Strongly-Interacting Ultralight Millicharged Particles

TL;DR

This paper explores a novel model of ultra-light, strongly-interacting dark matter composed of dark baryons with baryon number, which can form dense cores in halos and address the core-cusp problem, differing from bosonic dark matter.

Contribution

It introduces a dark QCD-based model of ultra-light fermionic dark matter with strong self-interactions, providing astrophysical solutions to small-scale structure issues.

Findings

Dark matter halos can have dense, neutron star-like cores.

Strong self-interactions violate traditional fermionic mass bounds.

Distinct detection signatures from ultra-light bosonic dark matter.

Abstract

We consider the implications of an ultra-light fermionic dark matter candidate that carries baryon number.
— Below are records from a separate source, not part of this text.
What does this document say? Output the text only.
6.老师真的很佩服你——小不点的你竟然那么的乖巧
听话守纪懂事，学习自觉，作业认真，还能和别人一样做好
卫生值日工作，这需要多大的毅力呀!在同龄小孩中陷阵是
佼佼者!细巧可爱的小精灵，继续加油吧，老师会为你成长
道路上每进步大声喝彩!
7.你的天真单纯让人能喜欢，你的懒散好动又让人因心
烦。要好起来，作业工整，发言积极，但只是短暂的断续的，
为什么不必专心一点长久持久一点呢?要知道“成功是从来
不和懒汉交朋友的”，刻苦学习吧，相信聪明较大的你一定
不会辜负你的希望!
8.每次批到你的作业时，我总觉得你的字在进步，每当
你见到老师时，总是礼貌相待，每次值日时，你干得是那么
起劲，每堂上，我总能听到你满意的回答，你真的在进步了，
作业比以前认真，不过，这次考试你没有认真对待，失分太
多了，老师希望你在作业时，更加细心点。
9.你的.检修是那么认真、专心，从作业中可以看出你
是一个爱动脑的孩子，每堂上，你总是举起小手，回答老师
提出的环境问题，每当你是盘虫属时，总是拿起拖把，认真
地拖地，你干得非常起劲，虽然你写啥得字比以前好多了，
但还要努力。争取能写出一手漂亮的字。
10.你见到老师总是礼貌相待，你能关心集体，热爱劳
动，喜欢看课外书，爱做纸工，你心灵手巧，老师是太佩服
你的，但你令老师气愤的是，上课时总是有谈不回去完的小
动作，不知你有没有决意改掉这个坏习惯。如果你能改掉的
This naturally arises if dark matter has a small charge under standard model baryon number whilst having an asymmetry equal and opposite to that in the visible universe. A prototypical model is a theory of dark baryons of a non-Abelian gauge group, i.e., a dark Quantum Chromo-Dynamics (QCD). For sub-eV dark baryon masses, the inner region of dark matter halos is naturally at 'nuclear density', allowing for the formation of exotic states of matter, akin to neutron stars. The Tremaine-Gunn lower bound on the mass of fermionic dark matter, i.e., the dark baryons, is violated by the strong short-range self-interactions, cooling via emission of light dark pions, and the Cooper pairing of dark quarks that occurs at densities that are high relative to the (ultra-low) dark QCD scale. We develop the astrophysics of these STrongly-interacting Ultra-light Millicharged Particles (STUMPs) utilizing the equation of state of dense quark matter, and find halo cores consistent with observations of dwarf galaxies. These cores are prevented from core-collapse by pressure of the 'neutron star', which suggests ultra-light dark QCD as a resolution to core-cusp problem of collisionless cold dark matter. The model is distinguished from ultra-light bosonic dark matter through direct detection and collider signatures, as well as by phenomena associated with superconductivity, such as Andreev reflection and superconducting vortices.